As the 1890s progressed the auxiliary organizations came into conflict with each other. There were many ways in which their designated specialties overlapped and there was no final authority to which all of these independent entities answered that could step in to settle issues. The overall growth of the Church meant a growth in the size and complexity of these conflicts as well.

So the situation may be fully appreciated we will enlarge on a few of these overlapping jurisdictions. The Foreign Mission Board was tasked with matters pertaining to church workers in unorganized areas, but the Medical Missionary and Benevolent Association also sent workers into unorganized areas and didn’t feel a need to consult with the Foreign Mission Board about it. The General Conference executive committee and International Religious Liberty Association also figured they had the prerogative to send workers wherever they pleased. The Medical Missionary and Benevolent Association insisted on full control of distribution of health-related books and other materials, which put it at odds with the Tract Society and the Publishing Association. The Publishing Association didn’t care for the influence the General Conference wanted to exert regarding the materials they produced. The purpose of the General Conference Association was to deal with all legal matters such as holding property and making contracts, which put them in the middle of everyone else’s business. The list could go on, but the point is made.

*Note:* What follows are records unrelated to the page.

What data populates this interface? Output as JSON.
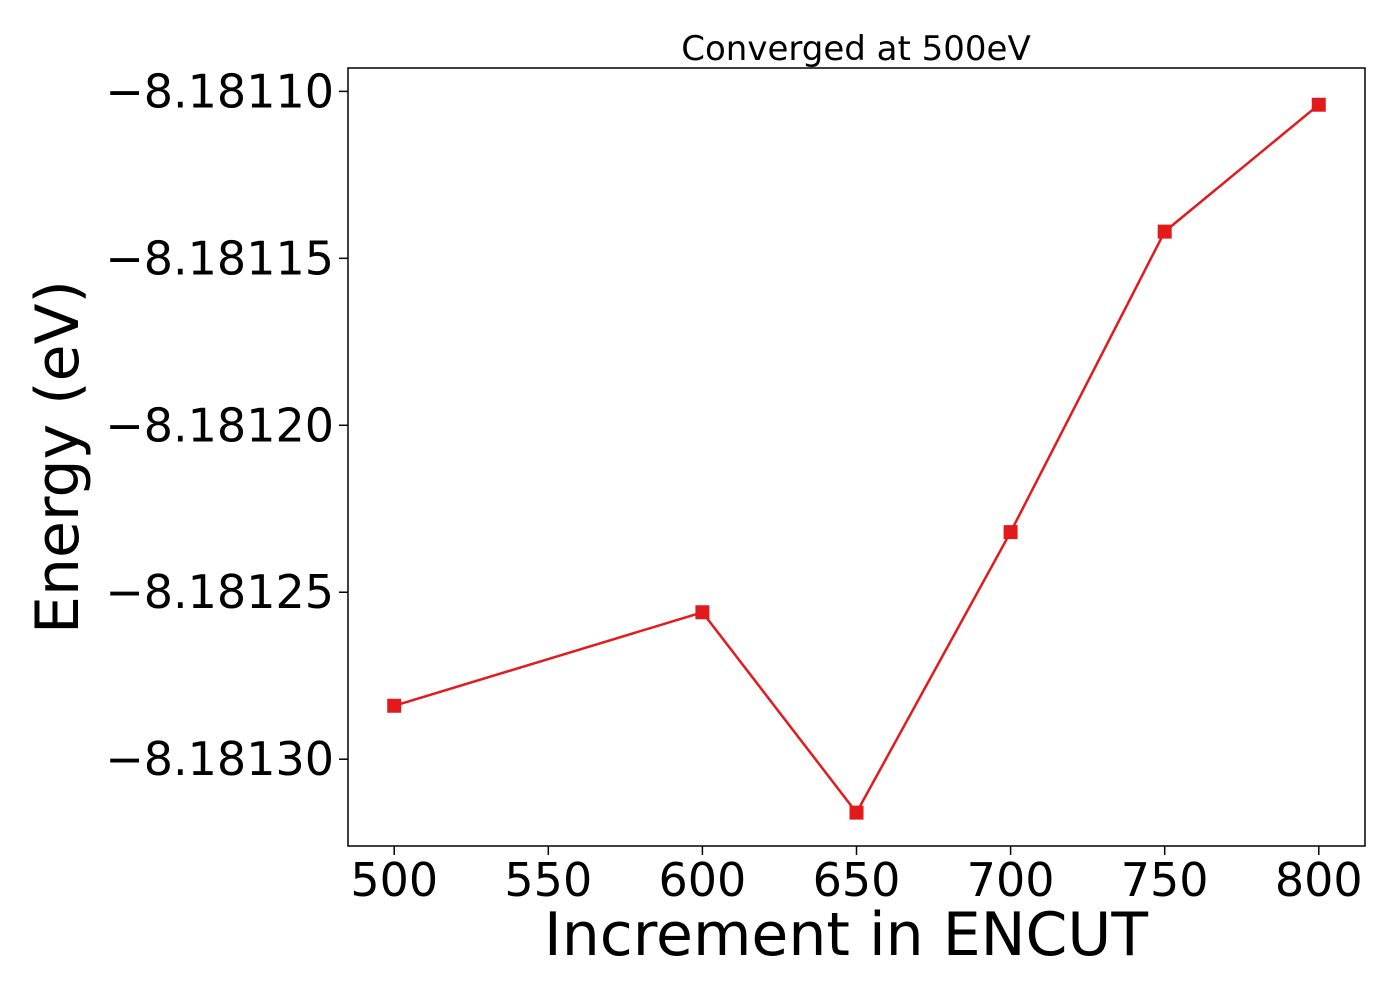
{
  "chart_data": {
    "type": "line",
    "title": "Converged at 500eV",
    "xlabel": "Increment in ENCUT",
    "ylabel": "Energy (eV)",
    "xlim": [
      485,
      815
    ],
    "ylim": [
      -8.181326,
      -8.181093
    ],
    "xticks": [
      500,
      550,
      600,
      650,
      700,
      750,
      800
    ],
    "xtick_labels": [
      "500",
      "550",
      "600",
      "650",
      "700",
      "750",
      "800"
    ],
    "yticks": [
      -8.1811,
      -8.18115,
      -8.1812,
      -8.18125,
      -8.1813
    ],
    "ytick_labels": [
      "−8.18110",
      "−8.18115",
      "−8.18120",
      "−8.18125",
      "−8.18130"
    ],
    "grid": false,
    "series": [
      {
        "color": "#e31a1c",
        "marker": "square",
        "x": [
          500,
          600,
          650,
          700,
          750,
          800
        ],
        "y": [
          -8.181284,
          -8.181256,
          -8.181316,
          -8.181232,
          -8.181142,
          -8.181104
        ]
      }
    ]
  }
}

This confusion was compounded by a lack of clarity about the roles of the conference-level chapters of each auxiliary. Not only did they have the same jurisdictional issues amongst themselves as the central organizations did, there was also confusion about what, if any, actions they could take without the explicit approval of the central organizations. This generally translated into the conference-level chapters being merely the puppets of the central organizations.

The bureaucratic situation got so bad that the ongoing Church growth during this period was in spite of, rather than because of, the administrative system. It became generally recognized that there was a problem, but there was no agreement on what to do about it. There were some who didn’t want to deal with it at all because they reasoned that issues of organization would be a “distraction” from mission-related issues. Others resisted because the only solution they could think of would be a consolidation along the South African Conference model and they were convinced that that was the very centralization that Ellen White was still speaking strongly against. The General Conference executive committee would have been the logical body to take control of the situation (and the auxiliaries), but the presidents of the auxiliaries were generally members of the executive committee and each strongly defended the autonomy of their own organization.